Pembicaraan yang hangat

18 10 12
                                    

SORRY BANGET, KARNA UDH LAMA BANGET GAK UPDATE, AND NOW U CAN READ 2.178 WORDS, KARNA THIS IS FOR U.

Selamat menikmati
perjalanan Juni

*

*

*

“Ide yang bagus, baiklah.” Juni pun menyetujui ide dari lelaki berkacamata bulat itu untuk membaca novel yang dipegangnya secara bersama, karena lebih baik Juni membaca sekilas novel itu terlebih dahulu sebelum ia meminjamnya.

Lelaki itu tampak seperti lelaki biasa pada umumnya yang bersekolah disekolah ini. Rambutnya rapi dengan poninya yang berada di sebelah kanan kepalanya, ia juga memakai seragam dengan baik dan benar berbeda dengan siswa lainnya, yang jadi berbeda dengan siswa lainnya adalah kaca mata bulat hitamnya yang lucu. Sepertinya terlihat seperti murid pintar? Memang ia pintar di bidang mata pelajaran apa pun, ia suka sejarah, karna menurutnya mempelajari sejarah Indonesia bagai membaca novel dengan genre aksi, namun sejarah itu nyata, bahkan ia ingin sekali berada ditahun di mana sejarah Indonesia itu dimulai. Berbeda dengan Juni yang tak menyukai pelajaran sejarah, karna baginya masa lampau tak perlu dibuka ulang, tak perlu membaca bagaimana kelamnya masa lalu, karna kita berada dimasa kini, masa yang tidak akan ada bila tanpa masa lalu.

“Kita duduk di sana saja, ya.” Lelaki itu menunjuk tempat duduk di perpustakaan yang paling nyaman, bagian paling belakang bersebelahan dengan jendela yang langsung memperlihatkan keindahan disekolah ini. Tempat itu memang menjadi tempat favorit para murid, karna selain dapat langsung melihat pemandangan indah dari jendela, tempat tersebut juga terkena sinar matahari bila pagi hari seperti ini, jadi terasa hangat dan terang saat duduk di tempat tersebut.

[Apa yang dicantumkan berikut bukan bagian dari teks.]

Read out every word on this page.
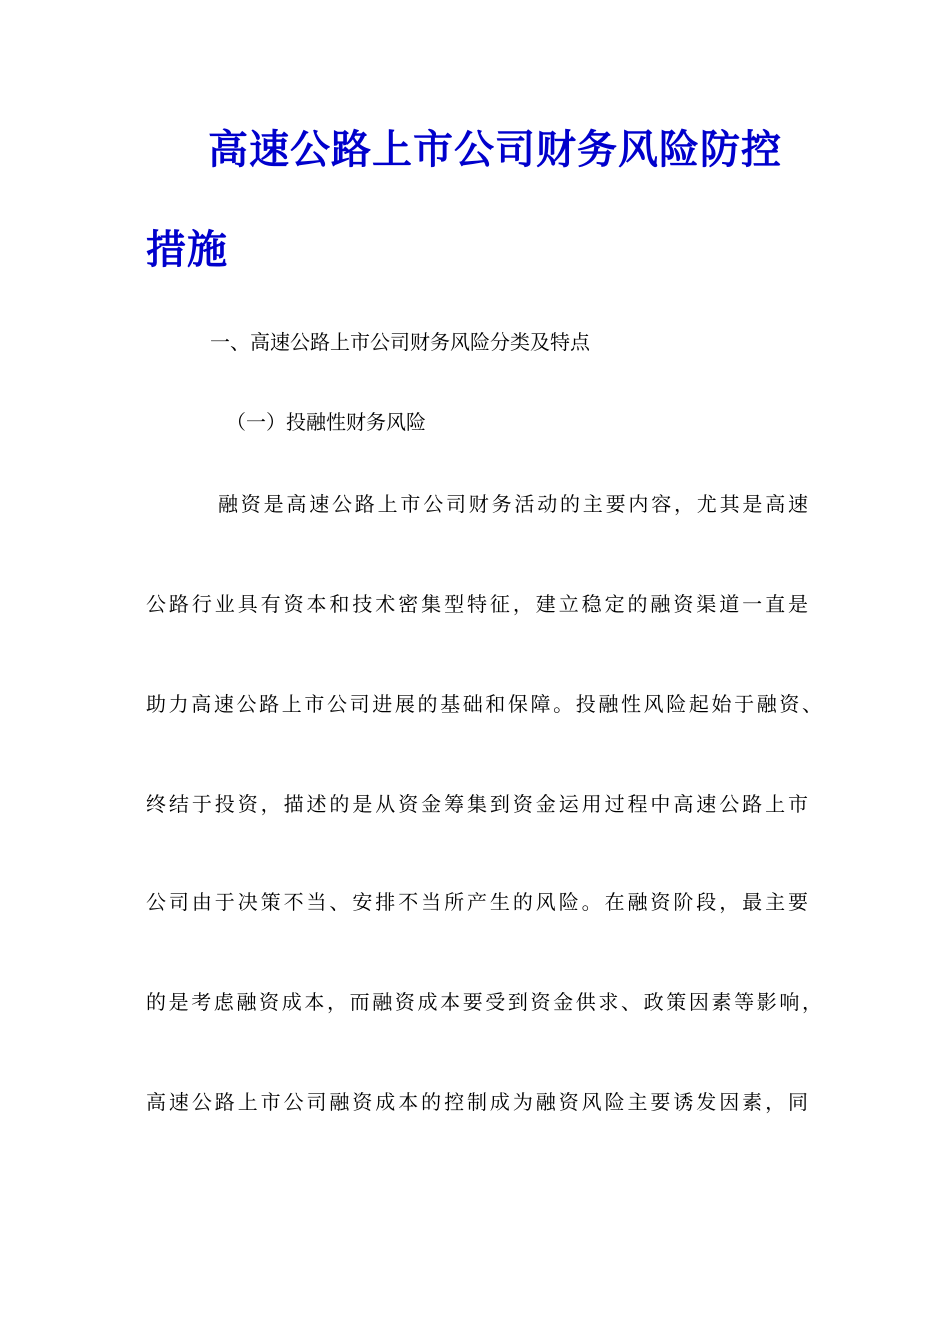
高速公路上市公司财务风险防控
措施
一、高速公路上市公司财务风险分类及特点
（一）投融性财务风险
融资是高速公路上市公司财务活动的主要内容，尤其是高速
公路行业具有资本和技术密集型特征，建立稳定的融资渠道一直是
助力高速公路上市公司进展的基础和保障。投融性风险起始于融资、
终结于投资，描述的是从资金筹集到资金运用过程中高速公路上市
公司由于决策不当、安排不当所产生的风险。在融资阶段，最主要
的是考虑融资成本，而融资成本要受到资金供求、政策因素等影响，
高速公路上市公司融资成本的控制成为融资风险主要诱发因素，同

“Wah, ini tempat ternyaman sepertinya, kamu sering duduk dibangku ini?” tanya Juni saat melihat tempat yang akan mereka berdua duduki. Lelaki itu memang sering membaca buku di bawah sinar matahari sembari melihat pemandangan dari tempat itu. Bangku bagian tersebut adalah tempat ternyamannya di perpustakaan, ia terlalu nyaman dengan tempat itu, hingga ia tak ingin pergi dari suatu tempat yang dapat membuat dirinya nyaman, karna menurutnya sesuatu yang nyaman itu susah dicari.

“Iya, saya lebih suka tempat ini dari pada tempat lainnya.” Lelaki itu memang suka tempat yang teduh, hangat dan indah serta bersih. Itu adalah tempat ternyamannya, tapi terkadang kita nyaman dengan tempat-tempat yang salah, tidak selalu benar, karna manusia tempatnya gudang kesalahan.

“Tidak bohong sih kalau ini tempat ternyaman, terkena sinar matahari yang hangat, pemandangan jendela yang menenangkan,” ucap Juni saat melihat tempat duduk itu yang terlihat cukup nyaman bagi siapa pun yang mendudukinya. Saat di perpustakaan Juni tak pernah membaca buku di perpustakaan, ia selalu meminjam lalu membacanya di kantin sembari ia mengisi perutnya yang kosong. Jadi ia tak pernah tahu tempat ternyaman untuk membaca buku di perpustakaan walau ia sering ke perpustakaan, ternyata sesering apa pun kita melakukan suatu hal, belum tentu kita tahu tentang semua dari hal tersebut.

“Tapi ada siswa yang bilang tempat ini bukan tempat ternyaman.” Memang tidak semua siswi berkata jika tempat tersebut adalah tempat ternyaman, namun ada juga siswa yang tidak setuju dengan hal itu, mereka semua punya alasan masing-masing mengapa tempat itu menjadi tempat yang tidak nyaman dan begitu pun juga sebaliknya.

“Oh ya? Padahal tempat ini nyaman loh.”

“Letak rasa nyaman setiap manusia berbeda, mereka mengartikan sendiri tentang kenyamanan, jadi tentu saja letaknya berbeda.” Mereka semua umat manusia mendefinisikan sendiri arti dari ‘nyaman’ yang sesungguhnya dari pola pikir mereka masing-masing, pikiran mereka berbeda, jadi arti dari kata ‘nyaman’ pun berbeda-beda.